When I was younger I sometimes thought of suicide. I didn't really understand the reason of living. It didn't make any sense at all. I know that suicide is a big and deep word, but I couldn't help but think of it. After a few minutes, I was coming to my senses and forgetting about all these stupid thoughts. I've never talked to my mum about that stuff because she would have wanted to lock me up in a mental institution or something. Even if she wants now, unfortunately for her, she can't. Instead of that, I had a better idea. When my mum died, I decided to follow a psychological therapy.

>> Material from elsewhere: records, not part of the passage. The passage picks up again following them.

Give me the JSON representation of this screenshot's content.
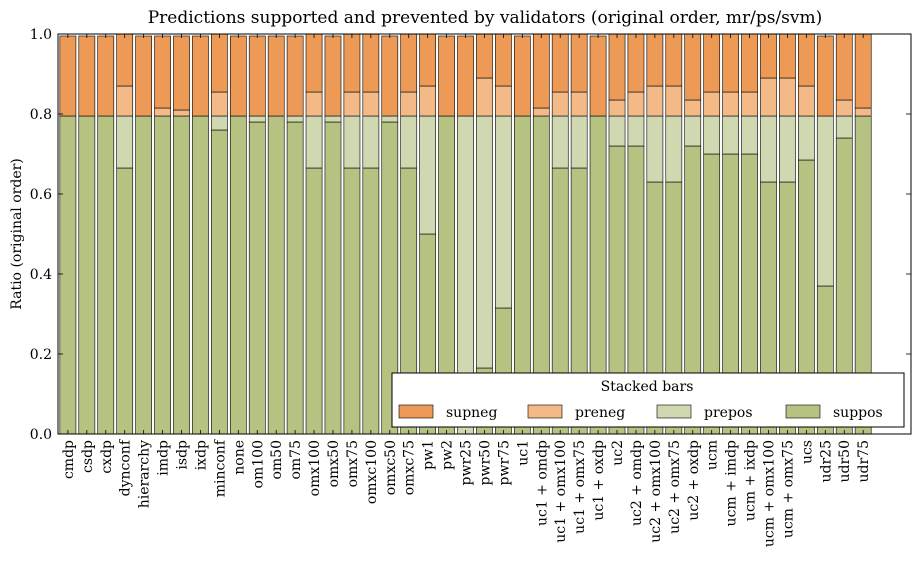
{
  "chart_data": {
    "type": "bar",
    "stacked": true,
    "title": "Predictions supported and prevented by validators (original order, mr/ps/svm)",
    "xlabel": "",
    "ylabel": "Ratio (original order)",
    "ylim": [
      0,
      1
    ],
    "yticks": [
      "0.0",
      "0.2",
      "0.4",
      "0.6",
      "0.8",
      "1.0"
    ],
    "grid": false,
    "legend": {
      "title": "Stacked bars",
      "placement": "lower-right",
      "columns": 4
    },
    "categories": [
      "cmdp",
      "csdp",
      "cxdp",
      "dynconf",
      "hierarchy",
      "imdp",
      "isdp",
      "ixdp",
      "minconf",
      "none",
      "om100",
      "om50",
      "om75",
      "omx100",
      "omx50",
      "omx75",
      "omxc100",
      "omxc50",
      "omxc75",
      "pw1",
      "pw2",
      "pwr25",
      "pwr50",
      "pwr75",
      "uc1",
      "uc1 + omdp",
      "uc1 + omx100",
      "uc1 + omx75",
      "uc1 + oxdp",
      "uc2",
      "uc2 + omdp",
      "uc2 + omx100",
      "uc2 + omx75",
      "uc2 + oxdp",
      "ucm",
      "ucm + imdp",
      "ucm + ixdp",
      "ucm + omx100",
      "ucm + omx75",
      "ucs",
      "udr25",
      "udr50",
      "udr75"
    ],
    "series": [
      {
        "name": "supneg",
        "color": "#ec9a55",
        "values": [
          0.2,
          0.2,
          0.2,
          0.13,
          0.2,
          0.18,
          0.185,
          0.2,
          0.145,
          0.2,
          0.2,
          0.2,
          0.2,
          0.145,
          0.2,
          0.145,
          0.145,
          0.2,
          0.145,
          0.13,
          0.2,
          0.2,
          0.11,
          0.13,
          0.2,
          0.185,
          0.145,
          0.145,
          0.2,
          0.165,
          0.145,
          0.13,
          0.13,
          0.165,
          0.145,
          0.145,
          0.145,
          0.11,
          0.11,
          0.13,
          0.2,
          0.165,
          0.185
        ]
      },
      {
        "name": "preneg",
        "color": "#f3b987",
        "values": [
          0,
          0,
          0,
          0.075,
          0,
          0.02,
          0.015,
          0,
          0.06,
          0,
          0,
          0,
          0,
          0.06,
          0,
          0.06,
          0.06,
          0,
          0.06,
          0.075,
          0,
          0,
          0.095,
          0.075,
          0,
          0.02,
          0.06,
          0.06,
          0,
          0.04,
          0.06,
          0.075,
          0.075,
          0.04,
          0.06,
          0.06,
          0.06,
          0.095,
          0.095,
          0.075,
          0,
          0.04,
          0.02
        ]
      },
      {
        "name": "prepos",
        "color": "#cfd8b1",
        "values": [
          0,
          0,
          0,
          0.13,
          0,
          0,
          0,
          0,
          0.035,
          0,
          0.015,
          0,
          0.015,
          0.13,
          0.015,
          0.13,
          0.13,
          0.015,
          0.13,
          0.295,
          0,
          0.795,
          0.63,
          0.48,
          0,
          0,
          0.13,
          0.13,
          0,
          0.075,
          0.075,
          0.165,
          0.165,
          0.075,
          0.095,
          0.095,
          0.095,
          0.165,
          0.165,
          0.11,
          0.425,
          0.055,
          0
        ]
      },
      {
        "name": "suppos",
        "color": "#b5c282",
        "values": [
          0.795,
          0.795,
          0.795,
          0.665,
          0.795,
          0.795,
          0.795,
          0.795,
          0.76,
          0.795,
          0.78,
          0.795,
          0.78,
          0.665,
          0.78,
          0.665,
          0.665,
          0.78,
          0.665,
          0.5,
          0.795,
          0,
          0.165,
          0.315,
          0.795,
          0.795,
          0.665,
          0.665,
          0.795,
          0.72,
          0.72,
          0.63,
          0.63,
          0.72,
          0.7,
          0.7,
          0.7,
          0.63,
          0.63,
          0.685,
          0.37,
          0.74,
          0.795
        ]
      }
    ]
  }
}
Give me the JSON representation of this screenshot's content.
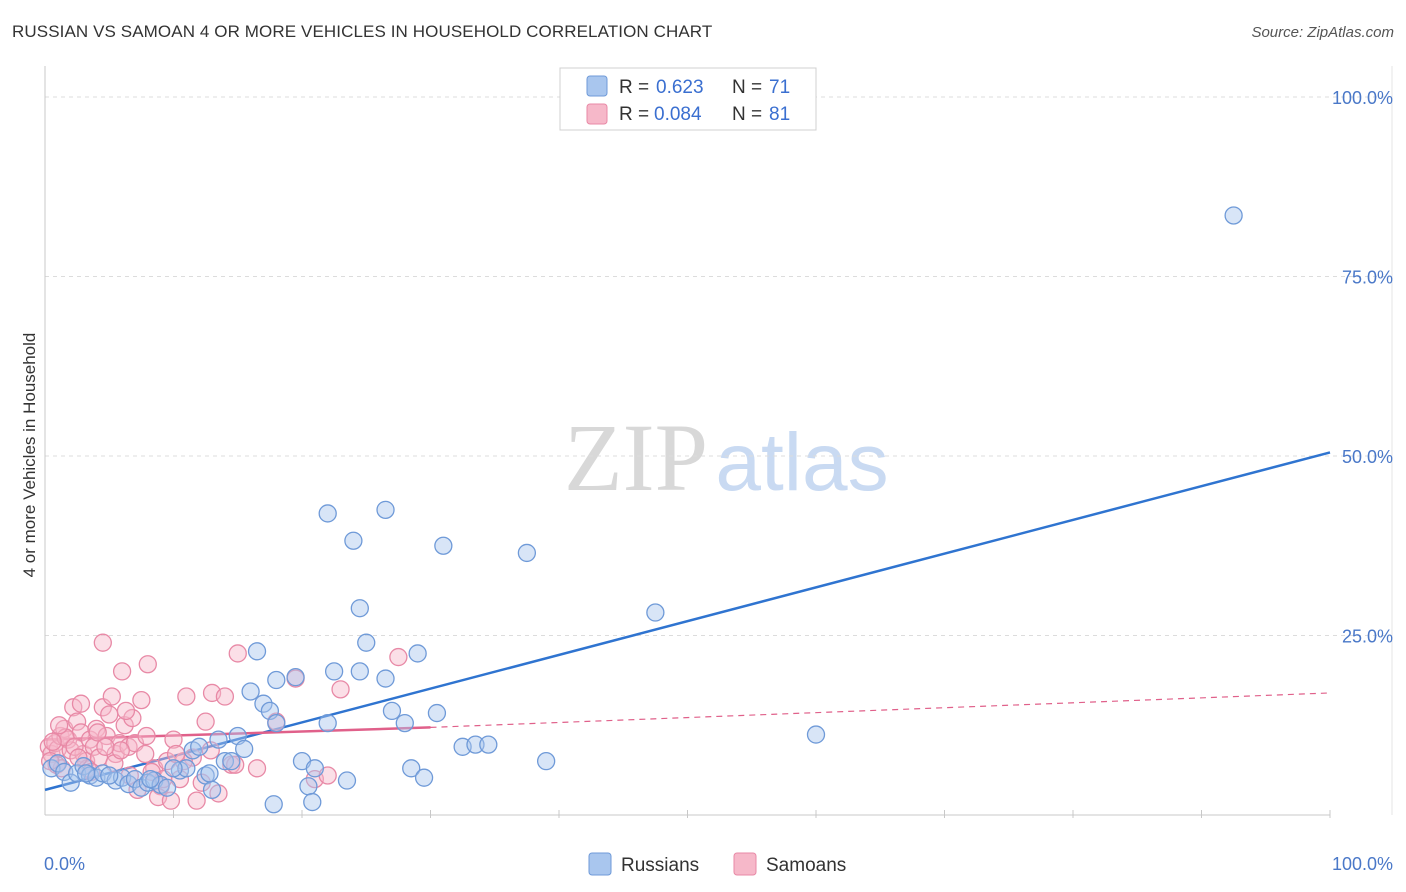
{
  "title": "RUSSIAN VS SAMOAN 4 OR MORE VEHICLES IN HOUSEHOLD CORRELATION CHART",
  "source": "Source: ZipAtlas.com",
  "watermark": {
    "zip": "ZIP",
    "atlas": "atlas"
  },
  "colors": {
    "russians_fill": "#a9c6ee",
    "russians_stroke": "#6f9ad8",
    "russians_line": "#2f74d0",
    "samoans_fill": "#f6b8c9",
    "samoans_stroke": "#e889a6",
    "samoans_line": "#e0608a",
    "tick_label": "#4a78c8",
    "grid": "#dcdcdc"
  },
  "legend": {
    "entries": [
      {
        "r_label": "R =",
        "r_value": "0.623",
        "n_label": "N =",
        "n_value": "71"
      },
      {
        "r_label": "R =",
        "r_value": "0.084",
        "n_label": "N =",
        "n_value": "81"
      }
    ]
  },
  "chart_data": {
    "type": "scatter",
    "title": "RUSSIAN VS SAMOAN 4 OR MORE VEHICLES IN HOUSEHOLD CORRELATION CHART",
    "xlabel": "",
    "ylabel": "4 or more Vehicles in Household",
    "xlim": [
      0,
      100
    ],
    "ylim": [
      0,
      105
    ],
    "x_tick_labels": [
      "0.0%",
      "100.0%"
    ],
    "y_ticks": [
      25,
      50,
      75,
      100
    ],
    "y_tick_labels": [
      "25.0%",
      "50.0%",
      "75.0%",
      "100.0%"
    ],
    "grid": true,
    "legend_position": "top-center",
    "series": [
      {
        "name": "Russians",
        "r": 0.623,
        "n": 71,
        "trend": {
          "x0": 0,
          "y0": 3.5,
          "x1": 100,
          "y1": 50.5,
          "style": "solid"
        },
        "points": [
          [
            0.5,
            6.5
          ],
          [
            1.0,
            7.2
          ],
          [
            1.5,
            6.0
          ],
          [
            2.0,
            4.5
          ],
          [
            2.5,
            5.8
          ],
          [
            3.0,
            6.8
          ],
          [
            3.5,
            5.5
          ],
          [
            4.0,
            5.2
          ],
          [
            4.5,
            5.8
          ],
          [
            5.5,
            4.8
          ],
          [
            6.0,
            5.2
          ],
          [
            6.5,
            4.3
          ],
          [
            7.0,
            5.0
          ],
          [
            7.5,
            3.8
          ],
          [
            8.0,
            4.5
          ],
          [
            8.5,
            4.8
          ],
          [
            9.0,
            4.2
          ],
          [
            9.5,
            3.8
          ],
          [
            10.5,
            6.2
          ],
          [
            11.0,
            6.5
          ],
          [
            11.5,
            9.0
          ],
          [
            12.0,
            9.5
          ],
          [
            12.5,
            5.5
          ],
          [
            13.0,
            3.5
          ],
          [
            13.5,
            10.5
          ],
          [
            14.0,
            7.5
          ],
          [
            14.5,
            7.5
          ],
          [
            15.0,
            11.0
          ],
          [
            15.5,
            9.2
          ],
          [
            16.0,
            17.2
          ],
          [
            16.5,
            22.8
          ],
          [
            17.0,
            15.5
          ],
          [
            17.5,
            14.5
          ],
          [
            18.0,
            12.8
          ],
          [
            19.5,
            19.2
          ],
          [
            20.0,
            7.5
          ],
          [
            20.5,
            4.0
          ],
          [
            21.0,
            6.5
          ],
          [
            22.0,
            12.8
          ],
          [
            22.5,
            20.0
          ],
          [
            23.5,
            4.8
          ],
          [
            24.5,
            20.0
          ],
          [
            25.0,
            24.0
          ],
          [
            26.5,
            19.0
          ],
          [
            27.0,
            14.5
          ],
          [
            28.0,
            12.8
          ],
          [
            28.5,
            6.5
          ],
          [
            29.0,
            22.5
          ],
          [
            29.5,
            5.2
          ],
          [
            30.5,
            14.2
          ],
          [
            32.5,
            9.5
          ],
          [
            33.5,
            9.8
          ],
          [
            34.5,
            9.8
          ],
          [
            37.5,
            36.5
          ],
          [
            39.0,
            7.5
          ],
          [
            47.5,
            28.2
          ],
          [
            60.0,
            11.2
          ],
          [
            92.5,
            83.5
          ],
          [
            22.0,
            42.0
          ],
          [
            24.0,
            38.2
          ],
          [
            26.5,
            42.5
          ],
          [
            31.0,
            37.5
          ],
          [
            24.5,
            28.8
          ],
          [
            18.0,
            18.8
          ],
          [
            10.0,
            6.5
          ],
          [
            5.0,
            5.5
          ],
          [
            3.2,
            5.8
          ],
          [
            12.8,
            5.8
          ],
          [
            17.8,
            1.5
          ],
          [
            20.8,
            1.8
          ],
          [
            8.2,
            5.0
          ]
        ]
      },
      {
        "name": "Samoans",
        "r": 0.084,
        "n": 81,
        "trend": {
          "x0": 0,
          "y0": 10.5,
          "x1": 30,
          "y1": 12.2,
          "x_ext": 100,
          "y_ext": 17.0,
          "style": "solid-then-dashed"
        },
        "points": [
          [
            0.3,
            9.5
          ],
          [
            0.5,
            8.5
          ],
          [
            0.8,
            10.0
          ],
          [
            1.0,
            9.2
          ],
          [
            1.2,
            11.0
          ],
          [
            1.5,
            12.0
          ],
          [
            1.8,
            10.5
          ],
          [
            2.0,
            9.0
          ],
          [
            2.2,
            15.0
          ],
          [
            2.5,
            13.0
          ],
          [
            2.8,
            11.5
          ],
          [
            3.0,
            8.5
          ],
          [
            3.2,
            7.5
          ],
          [
            3.5,
            10.5
          ],
          [
            3.8,
            9.5
          ],
          [
            4.0,
            12.0
          ],
          [
            4.2,
            8.0
          ],
          [
            4.5,
            15.0
          ],
          [
            4.8,
            11.0
          ],
          [
            5.0,
            14.0
          ],
          [
            5.2,
            16.5
          ],
          [
            5.5,
            8.5
          ],
          [
            5.8,
            10.0
          ],
          [
            6.0,
            20.0
          ],
          [
            6.2,
            12.5
          ],
          [
            6.5,
            9.5
          ],
          [
            6.8,
            13.5
          ],
          [
            7.0,
            10.0
          ],
          [
            7.5,
            16.0
          ],
          [
            7.8,
            8.5
          ],
          [
            8.0,
            21.0
          ],
          [
            8.5,
            6.5
          ],
          [
            9.0,
            4.0
          ],
          [
            9.5,
            7.5
          ],
          [
            10.0,
            10.5
          ],
          [
            10.5,
            5.0
          ],
          [
            11.0,
            16.5
          ],
          [
            11.5,
            8.0
          ],
          [
            12.5,
            13.0
          ],
          [
            13.0,
            17.0
          ],
          [
            13.5,
            3.0
          ],
          [
            14.0,
            16.5
          ],
          [
            14.5,
            7.0
          ],
          [
            15.0,
            22.5
          ],
          [
            16.5,
            6.5
          ],
          [
            18.0,
            13.0
          ],
          [
            19.5,
            19.0
          ],
          [
            21.0,
            5.0
          ],
          [
            22.0,
            5.5
          ],
          [
            23.0,
            17.5
          ],
          [
            27.5,
            22.0
          ],
          [
            4.5,
            24.0
          ],
          [
            2.8,
            15.5
          ],
          [
            1.6,
            10.8
          ],
          [
            0.9,
            7.0
          ],
          [
            3.3,
            6.5
          ],
          [
            5.4,
            7.2
          ],
          [
            6.6,
            5.5
          ],
          [
            7.2,
            3.5
          ],
          [
            8.8,
            2.5
          ],
          [
            9.8,
            2.0
          ],
          [
            10.8,
            7.5
          ],
          [
            11.8,
            2.0
          ],
          [
            12.2,
            4.5
          ],
          [
            2.3,
            9.5
          ],
          [
            1.1,
            12.5
          ],
          [
            0.6,
            10.2
          ],
          [
            4.1,
            11.5
          ],
          [
            5.9,
            9.0
          ],
          [
            3.6,
            6.0
          ],
          [
            2.6,
            8.0
          ],
          [
            1.3,
            6.5
          ],
          [
            7.9,
            11.0
          ],
          [
            9.2,
            5.0
          ],
          [
            6.3,
            14.5
          ],
          [
            4.7,
            9.5
          ],
          [
            0.4,
            7.5
          ],
          [
            8.3,
            6.0
          ],
          [
            10.2,
            8.5
          ],
          [
            12.9,
            9.0
          ],
          [
            14.8,
            7.0
          ]
        ]
      }
    ],
    "bottom_legend": [
      "Russians",
      "Samoans"
    ]
  }
}
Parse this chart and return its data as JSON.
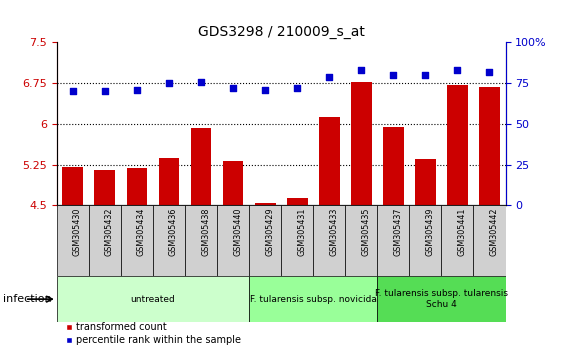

At first I was really ashamed to confess my fucking problems to her. After a long time I got used to it. She was really patient and helpful, that's why I managed to get through this. I'm totally going to regret this after, but I have to say that I feel a little bit relieved after my mum's death. I'm not saying that I wanted her to die, I just think that a huge amount of stress and fear came out of me. I wasn't afraid of her, I actually was afraid of me. I was afraid because I couldn't control myself when me and her were having arguments and fights. I was afraid of what I was probably capable for. That's why I felt more relaxed when she died.

Our fights weren't normal. We were fighting for every single detail. My mum was yelling at me with no mercy and I was getting even angrier. That's why I was afraid of doing something stupid that I was going to regret afterwards. I literally couldn't control myself around her, neither my anger. I always thought what would happened if I hit her. What would happened if my mind went crazy and started to do unusual things? 

However, one part of me, misses her a lot, because even though she wasn't the best mum, she was my mum after all. I wish all the happy emotional, sensitive, great moments I spent with her, had lasted forever.